Vartanian's romantic style of performance is absolutely authoritative, improvisational. He delves into the very depth of the soul of the composer; he feels his pulse; he follows his elusiveness, as well as his integrity of feeling. He proceeds from the very essence of music to singular details. In the works that he performs, feelings have their own life, newly recreated in the mysterious connection between the fingers of the performer and the keys of the piano; they do not exist as separate, detached objects of perception, eventually destined for recreation. This is precisely why his interpretations are free of cliches. He sensitively listens through to the musical text and finds in it something that he imparts to its character, but which has never been brought out by anyone else.
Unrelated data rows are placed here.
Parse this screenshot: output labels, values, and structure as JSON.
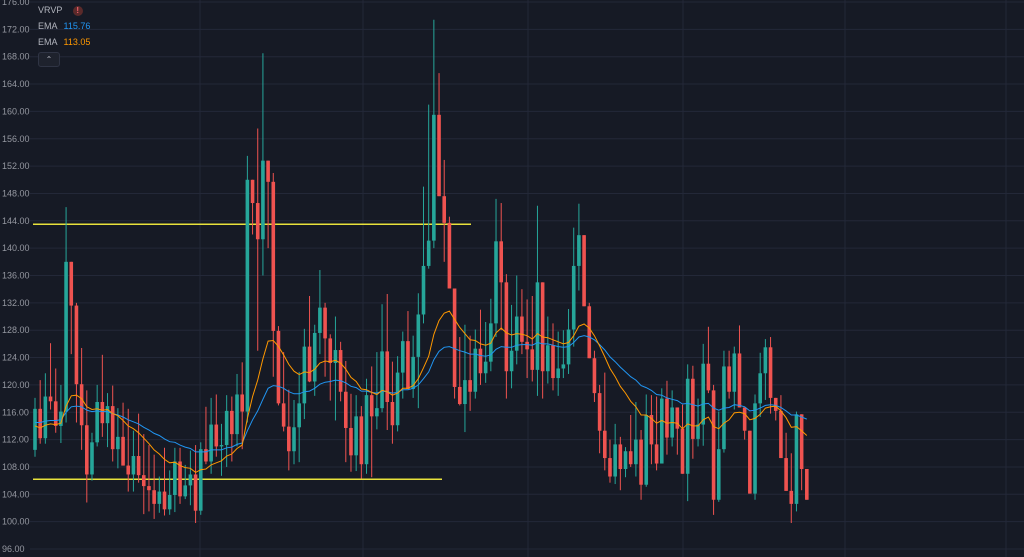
{
  "legend": {
    "vrvp_label": "VRVP",
    "warning_glyph": "!",
    "ema1_label": "EMA",
    "ema1_value": "115.76",
    "ema1_color": "#2196f3",
    "ema2_label": "EMA",
    "ema2_value": "113.05",
    "ema2_color": "#ff9800",
    "collapse_glyph": "⌃"
  },
  "colors": {
    "background": "#161a25",
    "grid": "#232838",
    "up": "#26a69a",
    "down": "#ef5350",
    "level_lines": "#e8e23c",
    "axis_text": "#9598a1"
  },
  "chart_data": {
    "type": "candlestick",
    "title": "",
    "ylim": [
      96,
      176
    ],
    "yticks": [
      96.0,
      100.0,
      104.0,
      108.0,
      112.0,
      116.0,
      120.0,
      124.0,
      128.0,
      132.0,
      136.0,
      140.0,
      144.0,
      148.0,
      152.0,
      156.0,
      160.0,
      164.0,
      168.0,
      172.0,
      176.0
    ],
    "grid": true,
    "levels": [
      143.5,
      106.2
    ],
    "ohlc": [
      [
        110.5,
        118.1,
        109.5,
        116.5
      ],
      [
        116.5,
        120.7,
        111.4,
        112.2
      ],
      [
        112.2,
        121.7,
        111.4,
        118.3
      ],
      [
        118.3,
        126.1,
        116.4,
        117.6
      ],
      [
        117.6,
        122.4,
        113.0,
        114.0
      ],
      [
        114.0,
        120.0,
        111.5,
        116.1
      ],
      [
        116.1,
        146.0,
        114.5,
        138.0
      ],
      [
        138.0,
        136.2,
        124.5,
        131.6
      ],
      [
        131.6,
        132.0,
        114.5,
        120.1
      ],
      [
        120.1,
        125.4,
        110.5,
        114.1
      ],
      [
        114.1,
        119.2,
        102.8,
        106.9
      ],
      [
        106.9,
        113.0,
        106.0,
        111.6
      ],
      [
        111.6,
        120.0,
        111.0,
        117.5
      ],
      [
        117.5,
        124.4,
        112.4,
        114.4
      ],
      [
        114.4,
        118.8,
        110.9,
        116.9
      ],
      [
        116.9,
        119.9,
        108.8,
        110.6
      ],
      [
        110.6,
        116.6,
        107.8,
        112.4
      ],
      [
        112.4,
        117.4,
        108.2,
        108.2
      ],
      [
        108.2,
        116.5,
        104.4,
        106.9
      ],
      [
        106.9,
        113.3,
        104.4,
        109.6
      ],
      [
        109.6,
        115.8,
        105.7,
        106.8
      ],
      [
        106.8,
        112.8,
        101.1,
        105.2
      ],
      [
        105.2,
        111.2,
        101.5,
        104.6
      ],
      [
        104.6,
        109.8,
        100.4,
        102.6
      ],
      [
        102.6,
        106.6,
        101.3,
        104.4
      ],
      [
        104.4,
        110.8,
        100.9,
        101.8
      ],
      [
        101.8,
        107.5,
        101.0,
        103.9
      ],
      [
        103.9,
        110.8,
        101.4,
        108.8
      ],
      [
        108.8,
        110.8,
        102.6,
        103.7
      ],
      [
        103.7,
        108.3,
        103.3,
        105.3
      ],
      [
        105.3,
        110.4,
        102.4,
        106.9
      ],
      [
        106.9,
        111.2,
        99.8,
        101.6
      ],
      [
        101.6,
        111.6,
        101.0,
        110.6
      ],
      [
        110.6,
        116.8,
        108.4,
        108.8
      ],
      [
        108.8,
        118.1,
        107.0,
        114.2
      ],
      [
        114.2,
        118.6,
        109.5,
        111.0
      ],
      [
        111.0,
        114.3,
        106.7,
        111.2
      ],
      [
        111.2,
        118.5,
        108.0,
        116.2
      ],
      [
        116.2,
        118.3,
        108.8,
        112.8
      ],
      [
        112.8,
        121.6,
        111.0,
        118.6
      ],
      [
        118.6,
        123.3,
        110.6,
        116.1
      ],
      [
        116.1,
        153.5,
        114.5,
        150.0
      ],
      [
        150.0,
        148.8,
        142.0,
        146.6
      ],
      [
        146.6,
        157.5,
        125.0,
        141.3
      ],
      [
        141.3,
        168.5,
        136.0,
        152.8
      ],
      [
        152.8,
        152.1,
        140.0,
        149.7
      ],
      [
        149.7,
        151.0,
        121.2,
        127.9
      ],
      [
        127.9,
        128.6,
        117.0,
        117.3
      ],
      [
        117.3,
        124.8,
        113.2,
        113.9
      ],
      [
        113.9,
        119.3,
        107.5,
        110.3
      ],
      [
        110.3,
        117.8,
        108.4,
        113.8
      ],
      [
        113.8,
        121.9,
        108.7,
        117.3
      ],
      [
        117.3,
        128.2,
        115.0,
        125.6
      ],
      [
        125.6,
        133.0,
        120.4,
        120.5
      ],
      [
        120.5,
        128.8,
        118.4,
        127.6
      ],
      [
        127.6,
        136.8,
        124.5,
        131.3
      ],
      [
        131.3,
        132.0,
        121.2,
        126.8
      ],
      [
        126.8,
        127.4,
        117.7,
        123.2
      ],
      [
        123.2,
        130.0,
        114.8,
        125.1
      ],
      [
        125.1,
        126.3,
        117.6,
        119.0
      ],
      [
        119.0,
        123.5,
        108.7,
        113.7
      ],
      [
        113.7,
        118.7,
        107.3,
        109.7
      ],
      [
        109.7,
        118.5,
        107.4,
        115.4
      ],
      [
        115.4,
        116.9,
        106.3,
        108.4
      ],
      [
        108.4,
        120.9,
        107.0,
        118.5
      ],
      [
        118.5,
        122.7,
        106.5,
        115.4
      ],
      [
        115.4,
        124.8,
        113.5,
        116.6
      ],
      [
        116.6,
        131.8,
        116.0,
        124.9
      ],
      [
        124.9,
        133.3,
        113.4,
        117.5
      ],
      [
        117.5,
        123.4,
        111.4,
        114.1
      ],
      [
        114.1,
        124.2,
        113.2,
        121.8
      ],
      [
        121.8,
        127.8,
        118.0,
        126.4
      ],
      [
        126.4,
        130.8,
        121.2,
        119.4
      ],
      [
        119.4,
        127.2,
        118.1,
        124.1
      ],
      [
        124.1,
        133.4,
        116.6,
        130.3
      ],
      [
        130.3,
        149.0,
        129.0,
        137.4
      ],
      [
        137.4,
        161.0,
        137.0,
        141.1
      ],
      [
        141.1,
        173.4,
        140.0,
        159.5
      ],
      [
        159.5,
        165.6,
        147.8,
        147.6
      ],
      [
        147.6,
        152.9,
        138.0,
        143.7
      ],
      [
        143.7,
        144.6,
        135.7,
        134.1
      ],
      [
        134.1,
        133.7,
        118.0,
        119.7
      ],
      [
        119.7,
        127.0,
        117.0,
        117.2
      ],
      [
        117.2,
        128.8,
        113.1,
        120.7
      ],
      [
        120.7,
        127.2,
        116.2,
        119.0
      ],
      [
        119.0,
        128.1,
        118.0,
        125.3
      ],
      [
        125.3,
        131.0,
        120.0,
        121.7
      ],
      [
        121.7,
        129.2,
        120.3,
        123.4
      ],
      [
        123.4,
        132.6,
        122.0,
        129.0
      ],
      [
        129.0,
        147.2,
        127.0,
        141.0
      ],
      [
        141.0,
        146.6,
        128.0,
        135.0
      ],
      [
        135.0,
        136.2,
        118.0,
        122.0
      ],
      [
        122.0,
        131.7,
        119.5,
        125.0
      ],
      [
        125.0,
        136.0,
        123.0,
        130.0
      ],
      [
        130.0,
        134.0,
        124.5,
        126.3
      ],
      [
        126.3,
        132.5,
        121.0,
        125.2
      ],
      [
        125.2,
        133.0,
        120.5,
        122.2
      ],
      [
        122.2,
        146.2,
        118.4,
        135.0
      ],
      [
        135.0,
        131.0,
        118.0,
        122.0
      ],
      [
        122.0,
        130.0,
        120.2,
        125.8
      ],
      [
        125.8,
        129.0,
        119.2,
        121.0
      ],
      [
        121.0,
        127.8,
        118.4,
        122.4
      ],
      [
        122.4,
        128.0,
        121.0,
        123.0
      ],
      [
        123.0,
        131.1,
        121.6,
        128.1
      ],
      [
        128.1,
        143.0,
        125.6,
        137.4
      ],
      [
        137.4,
        146.5,
        133.8,
        141.9
      ],
      [
        141.9,
        141.3,
        136.1,
        131.5
      ],
      [
        131.5,
        132.0,
        124.0,
        123.9
      ],
      [
        123.9,
        125.0,
        117.5,
        118.8
      ],
      [
        118.8,
        120.0,
        110.0,
        113.3
      ],
      [
        113.3,
        121.8,
        107.5,
        109.3
      ],
      [
        109.3,
        112.0,
        105.7,
        106.6
      ],
      [
        106.6,
        114.3,
        105.5,
        111.3
      ],
      [
        111.3,
        112.4,
        104.6,
        107.7
      ],
      [
        107.7,
        110.9,
        106.5,
        110.3
      ],
      [
        110.3,
        115.6,
        108.0,
        108.4
      ],
      [
        108.4,
        117.5,
        106.6,
        112.0
      ],
      [
        112.0,
        113.4,
        103.2,
        105.4
      ],
      [
        105.4,
        118.6,
        105.1,
        115.6
      ],
      [
        115.6,
        118.5,
        108.4,
        111.3
      ],
      [
        111.3,
        118.3,
        107.5,
        108.5
      ],
      [
        108.5,
        119.5,
        108.5,
        118.0
      ],
      [
        118.0,
        120.6,
        109.8,
        112.3
      ],
      [
        112.3,
        119.2,
        111.0,
        116.7
      ],
      [
        116.7,
        116.4,
        109.8,
        113.6
      ],
      [
        113.6,
        117.1,
        108.0,
        107.0
      ],
      [
        107.0,
        123.0,
        103.0,
        120.9
      ],
      [
        120.9,
        122.8,
        109.2,
        112.1
      ],
      [
        112.1,
        118.0,
        111.0,
        114.2
      ],
      [
        114.2,
        126.0,
        111.1,
        123.1
      ],
      [
        123.1,
        128.5,
        118.8,
        119.2
      ],
      [
        119.2,
        120.0,
        101.0,
        103.2
      ],
      [
        103.2,
        116.1,
        102.9,
        110.6
      ],
      [
        110.6,
        125.0,
        110.1,
        122.7
      ],
      [
        122.7,
        125.0,
        118.0,
        119.0
      ],
      [
        119.0,
        125.6,
        116.4,
        124.6
      ],
      [
        124.6,
        128.7,
        117.7,
        116.7
      ],
      [
        116.7,
        115.3,
        112.0,
        113.3
      ],
      [
        113.3,
        113.2,
        105.0,
        104.1
      ],
      [
        104.1,
        118.6,
        103.2,
        117.3
      ],
      [
        117.3,
        124.7,
        115.3,
        121.7
      ],
      [
        121.7,
        126.7,
        117.8,
        125.5
      ],
      [
        125.5,
        127.0,
        115.8,
        118.1
      ],
      [
        118.1,
        117.5,
        114.8,
        116.2
      ],
      [
        116.2,
        118.5,
        110.6,
        109.3
      ],
      [
        109.3,
        113.0,
        105.6,
        104.5
      ],
      [
        104.5,
        110.0,
        99.8,
        102.6
      ],
      [
        102.6,
        116.1,
        101.5,
        115.7
      ],
      [
        115.7,
        111.2,
        104.6,
        107.7
      ],
      [
        107.7,
        106.6,
        103.2,
        103.2
      ]
    ],
    "ema_series": [
      {
        "name": "EMA",
        "values": [
          114.5,
          114.5,
          114.7,
          114.8,
          114.8,
          114.9,
          116.0,
          116.8,
          116.9,
          116.8,
          116.3,
          116.1,
          116.2,
          116.1,
          116.1,
          115.8,
          115.6,
          115.3,
          114.9,
          114.6,
          114.3,
          113.8,
          113.4,
          112.9,
          112.6,
          112.1,
          111.7,
          111.6,
          111.2,
          110.9,
          110.7,
          110.2,
          110.2,
          110.2,
          110.5,
          110.5,
          110.5,
          110.8,
          110.9,
          111.3,
          111.5,
          113.3,
          114.9,
          116.2,
          117.9,
          119.5,
          119.9,
          119.8,
          119.5,
          119.0,
          118.7,
          118.7,
          119.0,
          119.1,
          119.5,
          120.1,
          120.4,
          120.5,
          120.7,
          120.6,
          120.3,
          119.8,
          119.6,
          119.1,
          119.1,
          118.9,
          118.8,
          119.1,
          119.0,
          118.8,
          118.9,
          119.3,
          119.3,
          119.5,
          120.0,
          120.9,
          121.9,
          123.7,
          124.9,
          125.5,
          125.6,
          125.3,
          125.0,
          124.8,
          124.5,
          124.5,
          124.3,
          124.2,
          124.4,
          125.2,
          125.6,
          125.5,
          125.5,
          125.8,
          125.9,
          125.9,
          125.8,
          126.2,
          126.0,
          126.0,
          125.8,
          125.6,
          125.5,
          125.6,
          126.2,
          127.0,
          127.2,
          127.0,
          126.6,
          125.9,
          125.1,
          124.1,
          123.4,
          122.6,
          121.9,
          121.2,
          120.7,
          119.9,
          119.6,
          119.2,
          118.6,
          118.5,
          118.1,
          117.9,
          117.7,
          117.2,
          117.3,
          117.1,
          116.9,
          117.2,
          117.3,
          116.6,
          116.3,
          116.6,
          116.7,
          117.1,
          117.0,
          116.8,
          116.2,
          116.3,
          116.6,
          117.0,
          117.1,
          117.0,
          116.7,
          116.2,
          115.6,
          115.6,
          115.3,
          115.0
        ]
      },
      {
        "name": "EMA",
        "values": [
          114.0,
          113.7,
          114.1,
          114.3,
          114.2,
          114.4,
          116.9,
          118.4,
          118.5,
          118.0,
          116.8,
          116.4,
          116.5,
          116.3,
          116.4,
          115.8,
          115.5,
          114.8,
          114.0,
          113.6,
          113.0,
          112.2,
          111.4,
          110.5,
          109.9,
          109.1,
          108.6,
          108.7,
          108.2,
          107.9,
          107.8,
          107.2,
          107.6,
          107.7,
          108.3,
          108.6,
          108.9,
          109.6,
          109.9,
          110.7,
          111.2,
          115.1,
          118.3,
          120.7,
          123.8,
          126.4,
          126.5,
          125.6,
          124.4,
          123.0,
          122.0,
          121.5,
          121.9,
          121.8,
          122.3,
          123.2,
          123.5,
          123.4,
          123.6,
          123.2,
          122.3,
          121.1,
          120.5,
          119.4,
          119.3,
          118.9,
          118.6,
          119.2,
          119.0,
          118.5,
          118.8,
          119.5,
          119.5,
          119.9,
          120.9,
          122.5,
          124.2,
          127.4,
          129.4,
          130.5,
          130.8,
          129.6,
          128.4,
          127.5,
          126.6,
          126.5,
          126.0,
          125.8,
          126.1,
          127.6,
          128.3,
          127.6,
          127.3,
          127.5,
          127.4,
          127.2,
          126.7,
          127.5,
          127.0,
          126.9,
          126.6,
          126.3,
          126.0,
          126.2,
          127.2,
          128.6,
          128.9,
          128.3,
          127.2,
          125.7,
          124.1,
          122.4,
          121.2,
          119.8,
          118.8,
          117.6,
          116.8,
          115.6,
          115.6,
          115.1,
          114.4,
          114.8,
          114.4,
          114.5,
          114.4,
          113.6,
          114.3,
          114.0,
          114.0,
          114.9,
          115.3,
          113.9,
          113.6,
          114.4,
          114.9,
          115.9,
          116.0,
          115.8,
          114.9,
          115.1,
          115.7,
          116.6,
          116.8,
          116.9,
          116.2,
          115.2,
          113.8,
          113.9,
          113.3,
          112.6
        ]
      }
    ]
  }
}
Listening to Vazgen Vartanian play, the first impression one gets is the complete absence of posturing, either before, during or after the performance. Vartanian doesn't “labor” at the piano; at least the titanic tension, both physical and emotional-spiritual, which inevitably accumulate during the performance of a large number of such highlighted treasures of the repertoire, is not visible. He sits upright at the piano showing emotion neither by extraneous movement nor by mimicry, monitoring exclusively the ritual proceedings of his own hands, their subtle, intangible union with the piano keys, from which emanate artistic wonders of the highest order. The agility of his hands is divine; the power of his pianism is titanic. This surprising fusion of elemental force and levity, colossal power and airborne quality, passionate drama and piercing tenderness, is a characteristic feature of Vazgen Vartanian's unique style.

A particular feature of Vartanian's performance - enabling the creation of deep, significant, variegated concepts are abruptly surging accents, suddenly delineating sensible polyphonic lines within the complex fabric of the work, practically non-existent in the interpretations of other performers.

His pedaling is sparse and rational; it is defined by a quest for exactness, emphasis and linear graphic. His foot “breathes” on the pedal, just as his fingers “breathe” on the keys. His pedaling is subordinate to neither rhythm nor harmony, but to inflectional expressiveness, spiritual movement. It follows melodic contour, it “awaits its time”, its particular designation is the creation of a musical concept.

Vazgen Vartanian always captures the spirit of the very essence of the composer's creativity and molds his performance to it. His multi-faceted technique never throws itself in the face of the listener; even though he stirs him with phenomenal perfection. He does not revel in difficulties, he does not demonstrate his technical perfection; it always serves solely as a means of achievement of certain artistic goals; stereotypes are anathema to it. The intricacy of texture becomes unnoticeable under his control while the concepts and feelings that come to the fore when he plays are suffering, love, deep tenderness, dreamy reveries, explosive force, deep concentration. Vartanian's world of picturesqueness is enormous, born of his perfected pianistic art.

Vartanian's performance technique begins with the soul. “It is necessary to play with heart and fantasy”. So it seems the words of the outstanding pianist of the 20th century, Alfred Cortot, are effectively embodied in Vazgen Vartantian's style of performance. This masterful attainment, as well as the immaculate display of this fine art, uncompromisingly serve their main goal- the birth of the spirit of Music.